Alternatively some scripts have been included to streamline this process, these can be leveraged by executing the following in the top directory of the project:

  1. ./clean.sh
  2. ./build.sh
  3. ./run.sh

Here is the main protocol that main.cpp uses for uWebSocketIO in communicating with the simulator.

INPUT: values provided by the simulator to the c++ program

// sense noisy position data from the simulator

["sense_x"]

["sense_y"]

["sense_theta"]

// get the previous velocity and yaw rate to predict the particle's transitioned state

["previous_velocity"]

["previous_yawrate"]

// receive noisy observation data from the simulator, in a respective list of x/y values

["sense_observations_x"]

["sense_observations_y"]

OUTPUT: values provided by the c++ program to the simulator

// best particle values used for calculating the error evaluation

["best_particle_x"]

["best_particle_y"]

["best_particle_theta"]

//Optional message data used for debugging particle's sensing and associations

// for respective (x,y) sensed positions ID label

["best_particle_associations"]

// for respective (x,y) sensed positions

["best_particle_sense_x"] <= list of sensed x positions

["best_particle_sense_y"] <= list of sensed y positions

Implementing the Particle Filter

The directory structure of this repository is as follows:

root
|   build.sh
|   clean.sh
|   CMakeLists.txt
|   README.md
|   run.sh
|
|___data
|   |   
|   |   map_data.txt
|   
|   
|___src
    |   helper_functions.h
    |   main.cpp
    |   map.h
    |   particle_filter.cpp
    |   particle_filter.h

The file particle_filter.cpp contains the framework of a ParticleFilter class and some associated methods.

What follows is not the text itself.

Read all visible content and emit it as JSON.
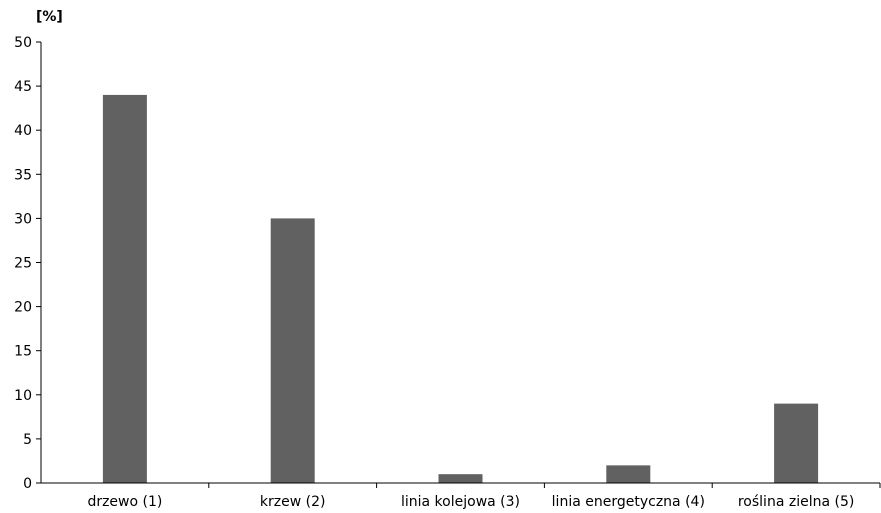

Read through the code, the comments, and the header file particle_filter.h to get a sense for what this code is expected to do.

The file src/main.cpp will actually be running the particle filter and calling the associated methods.

Inputs to the Particle Filter

You can find the inputs to the particle filter in the data directory.

The Map*

map_data.txt includes the position of landmarks (in meters) on an arbitrary Cartesian coordinate system. Each row has three columns

  1. x position
  2. y position
  3. landmark id

All other data the simulator provides, such as observations and controls.

  • Map data provided by 3D Mapping Solutions GmbH.